Estas patadas motivacionales ayudan contra la rutina de la oficina en casa.

La tristeza invernal en lugar de la euforia de Año Nuevo, el encierro y el mal tiempo, todo esto no deja a la mayoría de las personas sin afectar. Pero en lugar de bajar una marcha hasta que se acabe el fantasma, muchos todavía tienen que actuar: en casa.

Aquellos que trabajan en la oficina en casa a menudo tienen que luchar con su yo más débil. Desafortunadamente, la motivación a menudo deja mucho que desear. ¿Pero por qué es eso Y sobre todo: ¿qué puedes hacer al respecto?

Una cuestión de personalidad

Lo bien y motivado que se lleve alguien en la oficina en casa depende de las circunstancias del hogar, pero sobre todo de su personalidad, como sabe el Prof. Florian Becker. Es un psicólogo calificado y, como miembro de la junta de la Sociedad de Psicología Empresarial, se ocupa de la psicología de los empleados.

Un factor es la estabilidad emocional: si no estás tan estable, puedes estar más desequilibrado en casa y es más difícil concentrarte en tu trabajo.

Además, la escrupulosidad juega un papel decisivo: si puedes planificar y estructurar bien y ceñirte a ello, es más fácil mantenerte motivado.

Becker menciona la autorregulación como el tercer rasgo de la personalidad: «¿Qué tan bien puede alguien soportar impulsos momentáneos incluso sin control social?» En lenguaje sencillo: ¿Cuánto te dejas distraer por tu teléfono celular o la televisión?

Conduce contra la distracción

Becker aconseja tomar contramedidas lo mejor que pueda cuando los teléfonos celulares, la televisión y similares requieran distracción. Lo mejor que puede hacer es buscar un lugar permanente para trabajar en casa. Este lugar también se vincula mentalmente con el trabajo.

Es fundamental hacer un plan: ¿Cuándo me levanto? ¿Cuándo trabajo, cuándo me tomo un descanso? ¿Cuándo cuido la comida? Cuando salgo ¿Cuándo hago deporte?

Todo esto debe establecerse de la manera más vinculante y detallada posible. Esta es la única forma de crear hábitos y una estructura de trabajo fija.

Si está constantemente distraído, debería considerar eliminar al «alborotador». Becker dice que ya no tiene televisión. Nada de esto es fácil, admite: «En este momento, se necesita mucha motivación intrínseca y mucha disciplina para seguir trabajando a todo gas».

No trabaje más que un piso de ruido

Además, casi todo el mundo está cansado de las reuniones online, muchos se aburren en casa sin nuevos retos y el vínculo con el equipo se va perdiendo poco a poco.

«Para muchos, el trabajo en la oficina en casa funciona como un ruido de fondo», dice el entrenador de carrera Bernd Slaghuis. «Lo que hay que hacer, eso se hará.
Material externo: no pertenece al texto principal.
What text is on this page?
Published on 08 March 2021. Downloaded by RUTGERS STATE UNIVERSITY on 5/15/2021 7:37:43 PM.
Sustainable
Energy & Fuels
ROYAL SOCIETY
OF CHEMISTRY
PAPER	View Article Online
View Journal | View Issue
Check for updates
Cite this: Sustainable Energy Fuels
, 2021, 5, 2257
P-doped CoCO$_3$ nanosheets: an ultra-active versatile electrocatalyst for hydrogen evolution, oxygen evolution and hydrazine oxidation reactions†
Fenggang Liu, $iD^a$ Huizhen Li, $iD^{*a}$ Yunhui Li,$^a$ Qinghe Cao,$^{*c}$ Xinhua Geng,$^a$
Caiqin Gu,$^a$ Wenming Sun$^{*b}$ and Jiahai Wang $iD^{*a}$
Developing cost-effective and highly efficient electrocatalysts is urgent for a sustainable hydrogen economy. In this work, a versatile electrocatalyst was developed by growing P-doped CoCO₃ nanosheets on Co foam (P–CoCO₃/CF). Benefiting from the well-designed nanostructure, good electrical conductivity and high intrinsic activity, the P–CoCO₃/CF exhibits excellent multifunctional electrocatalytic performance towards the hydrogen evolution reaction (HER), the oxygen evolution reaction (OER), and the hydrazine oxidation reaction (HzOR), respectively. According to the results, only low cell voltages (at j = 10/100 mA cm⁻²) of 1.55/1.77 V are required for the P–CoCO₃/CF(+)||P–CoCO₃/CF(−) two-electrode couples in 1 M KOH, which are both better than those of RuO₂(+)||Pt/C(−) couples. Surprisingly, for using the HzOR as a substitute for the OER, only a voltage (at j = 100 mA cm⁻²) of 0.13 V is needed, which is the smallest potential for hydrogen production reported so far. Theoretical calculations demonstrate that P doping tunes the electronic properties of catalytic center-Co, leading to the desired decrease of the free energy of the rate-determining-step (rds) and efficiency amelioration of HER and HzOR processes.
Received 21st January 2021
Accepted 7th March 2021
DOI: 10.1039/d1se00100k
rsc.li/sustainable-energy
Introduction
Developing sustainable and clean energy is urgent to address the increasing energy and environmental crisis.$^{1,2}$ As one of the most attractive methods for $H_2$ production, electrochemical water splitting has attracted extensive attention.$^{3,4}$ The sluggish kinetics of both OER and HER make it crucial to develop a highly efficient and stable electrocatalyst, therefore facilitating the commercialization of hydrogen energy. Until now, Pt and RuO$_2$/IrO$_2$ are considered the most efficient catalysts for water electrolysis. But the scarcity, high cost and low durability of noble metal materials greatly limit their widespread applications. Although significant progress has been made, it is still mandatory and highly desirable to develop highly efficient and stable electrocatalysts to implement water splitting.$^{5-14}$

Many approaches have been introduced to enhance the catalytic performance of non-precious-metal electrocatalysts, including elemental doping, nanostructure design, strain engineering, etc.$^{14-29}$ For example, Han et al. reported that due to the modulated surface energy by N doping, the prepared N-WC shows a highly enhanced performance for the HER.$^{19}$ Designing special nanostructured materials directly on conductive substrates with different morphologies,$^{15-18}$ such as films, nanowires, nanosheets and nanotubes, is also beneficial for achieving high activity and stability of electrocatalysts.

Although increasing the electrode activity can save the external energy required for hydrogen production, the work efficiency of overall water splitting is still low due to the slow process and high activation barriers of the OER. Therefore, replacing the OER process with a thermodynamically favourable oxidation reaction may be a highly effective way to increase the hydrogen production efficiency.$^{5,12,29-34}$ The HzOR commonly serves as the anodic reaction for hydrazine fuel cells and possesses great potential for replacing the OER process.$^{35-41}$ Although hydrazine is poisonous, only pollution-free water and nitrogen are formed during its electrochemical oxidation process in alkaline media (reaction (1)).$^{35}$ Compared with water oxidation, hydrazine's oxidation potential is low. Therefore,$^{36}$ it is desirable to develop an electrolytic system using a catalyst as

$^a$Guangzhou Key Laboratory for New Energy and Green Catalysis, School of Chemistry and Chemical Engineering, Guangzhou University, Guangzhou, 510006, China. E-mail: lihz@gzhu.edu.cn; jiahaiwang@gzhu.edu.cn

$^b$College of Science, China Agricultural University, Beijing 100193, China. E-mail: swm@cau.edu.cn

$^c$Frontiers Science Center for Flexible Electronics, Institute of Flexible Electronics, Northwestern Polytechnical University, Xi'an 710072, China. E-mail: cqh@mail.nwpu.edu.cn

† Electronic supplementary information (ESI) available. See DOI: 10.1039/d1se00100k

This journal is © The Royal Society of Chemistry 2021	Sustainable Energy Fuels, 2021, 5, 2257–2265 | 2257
Pero nada más».

Según el entrenador, lo único que ayuda es: actuar, abordar los problemas y cambiar algo usted mismo. Aunque la estructura da seguridad y estabilidad, también restringe y conduce a la rutina que actualmente está desmotivando a tantos.

Precisamente por esta razón debes ser consciente de los aspectos positivos de la oficina en casa y de lo que puedes hacer con ella: «Muchos se sientan ahí con demasiada dificultad. Podrías disfrutar totalmente de la oficina en casa, pero muchos han olvidado los aspectos positivos».

Slaghuis aconseja tomar las riendas en sus propias manos y, por ejemplo, participar en reuniones en línea solo si hay una agenda. O para abordar lo que le molesta de las reuniones y considerar juntos lo que podrían cambiar. Los gerentes deben brindar variedad aportando metódicamente más impulso a las reuniones y utilizando otras técnicas y formas de presentación.

Ritual vespertino para una mejor dinámica de grupo

Florian Becker sugiere un «flash vespertino»: una videoconferencia antes del final del día, en la que todos los miembros del equipo intercambian preguntas como «¿Cómo estoy ahora? ¿Qué hice hoy? ¿Qué salió bien? ¿Qué no salió tan bien? ¿bien?»

Esto al menos compensa la falta de contacto en el lugar y vuelve a crear una dinámica de grupo al transmitir la sensación: trabajar en casa es normal, todos pueden lograr algo. Incluso podría haber una pequeña competición que fomente la motivación «porque nadie quiere haber hecho lo mínimo».